Q. Usually, how are lessons organized?
Harp lessons entail exercises to master harp techniques and practice scales so as to make the muscles of your hands suppler. You will have some great pieces to prepare, whatever your level. I think it is important that each lesson include some music theory, solfege or musical dictation.
Q. Are lessons given privately or in group?
Since each student is at a different level, lessons are given privately. This way I can give you all of my attention and enable you to advance at your own pace. However, in parallel with private lessons, it is possible to participate in chamber music classes with other students.
Q. How much time do I have to practice every day?

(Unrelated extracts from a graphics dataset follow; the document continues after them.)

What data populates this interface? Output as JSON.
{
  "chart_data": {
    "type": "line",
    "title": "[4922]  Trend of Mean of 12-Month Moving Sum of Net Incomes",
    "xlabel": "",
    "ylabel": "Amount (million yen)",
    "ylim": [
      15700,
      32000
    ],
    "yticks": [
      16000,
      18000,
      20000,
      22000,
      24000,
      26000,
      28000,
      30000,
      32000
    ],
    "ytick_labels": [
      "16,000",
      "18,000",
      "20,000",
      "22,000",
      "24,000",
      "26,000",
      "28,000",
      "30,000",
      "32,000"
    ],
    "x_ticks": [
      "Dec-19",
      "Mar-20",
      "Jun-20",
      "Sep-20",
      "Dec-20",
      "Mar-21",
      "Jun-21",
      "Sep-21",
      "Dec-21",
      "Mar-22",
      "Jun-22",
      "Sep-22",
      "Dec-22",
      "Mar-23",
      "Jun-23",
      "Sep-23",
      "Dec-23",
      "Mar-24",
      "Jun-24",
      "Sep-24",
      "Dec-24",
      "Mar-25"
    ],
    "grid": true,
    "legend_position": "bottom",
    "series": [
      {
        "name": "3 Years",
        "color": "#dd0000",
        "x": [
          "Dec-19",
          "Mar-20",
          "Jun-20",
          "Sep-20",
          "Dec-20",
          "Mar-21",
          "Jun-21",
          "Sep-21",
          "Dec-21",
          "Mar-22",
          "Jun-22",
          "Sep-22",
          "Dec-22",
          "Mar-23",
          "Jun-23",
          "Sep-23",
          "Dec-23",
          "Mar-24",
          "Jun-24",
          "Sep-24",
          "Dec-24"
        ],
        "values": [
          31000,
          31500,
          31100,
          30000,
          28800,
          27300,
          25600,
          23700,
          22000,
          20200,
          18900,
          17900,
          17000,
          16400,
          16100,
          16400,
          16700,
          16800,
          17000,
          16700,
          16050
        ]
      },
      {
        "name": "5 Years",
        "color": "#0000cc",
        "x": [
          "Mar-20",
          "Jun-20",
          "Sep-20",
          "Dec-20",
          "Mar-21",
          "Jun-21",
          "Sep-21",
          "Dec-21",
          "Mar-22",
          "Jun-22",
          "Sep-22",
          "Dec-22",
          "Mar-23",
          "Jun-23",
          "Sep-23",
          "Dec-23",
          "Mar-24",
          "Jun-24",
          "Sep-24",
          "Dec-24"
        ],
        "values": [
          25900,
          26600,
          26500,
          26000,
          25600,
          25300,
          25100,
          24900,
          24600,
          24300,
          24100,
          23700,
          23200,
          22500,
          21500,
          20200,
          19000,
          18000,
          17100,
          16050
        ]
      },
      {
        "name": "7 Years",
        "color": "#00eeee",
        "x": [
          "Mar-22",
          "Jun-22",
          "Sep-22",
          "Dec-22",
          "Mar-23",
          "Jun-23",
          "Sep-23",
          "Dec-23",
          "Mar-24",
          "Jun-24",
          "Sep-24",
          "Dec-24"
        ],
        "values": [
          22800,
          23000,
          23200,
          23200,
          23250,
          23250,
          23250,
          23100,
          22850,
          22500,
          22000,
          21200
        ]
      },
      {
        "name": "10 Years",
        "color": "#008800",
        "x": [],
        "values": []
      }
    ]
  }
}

I recommend 30-60 minutes of practice per day, which will keep you progressing and encourage you to improve. It all depends on your goals.
Q. What are the prerequisites for playing the harp?
The only prerequisite is your interest in learning and music. No basic skills are required. Only motivation!
Q. At what age should a child start learning the harp?
The harp is an instrument that requires fine motor skills, which young children have not yet developed. I think starting at the age of seven or eight is just about right.
Q. Can you give lessons at students' home?
Lessons are given at my place because all the necessary equipment is within reach. You don't have to bring your own musical instrument.
Q. Can we take lessons every two weeks?
Yes, it's possible but my experience is that taking lessons every two weeks or from time to time will not allow a beginner to learn the harp's complex techniques very fast. A weekly follow-up is necessary if the student wants to make some progress, and it is also more motivating.
Q. Is it true that we must keep our nails short, and that our fingers can get rough because of the pick?
Long hours of practice can thicken the skin of the fingers, but it is hard to see. It is true though that short fingernails are a must; otherwise fingernails will get caught in the strings, something you do not want to happen.
Q. If I want to buy a harp how many strings should it have?
A Celtic harp has between 22 and 40 strings compared to 40 to 47 for the pedal harp. If you get lever harp, my suggestion is that it have 34 strings; this way you will not to be limited in your choice of pieces and will offer you an interesting note range.
Q. What are the difference between the lever and pedal harp?
The way to make accidentals (flats and sharps) is the main thing that distinguishes these two types of harps. The Celtic harp has levers that are manually activated whereas in the grand harp accidentals are achieved by using your feet to activate the pedals.
Q. Can we take part in a concert?
Yes, you can participate to a student concert at the end of the session; assuming sufficient participants.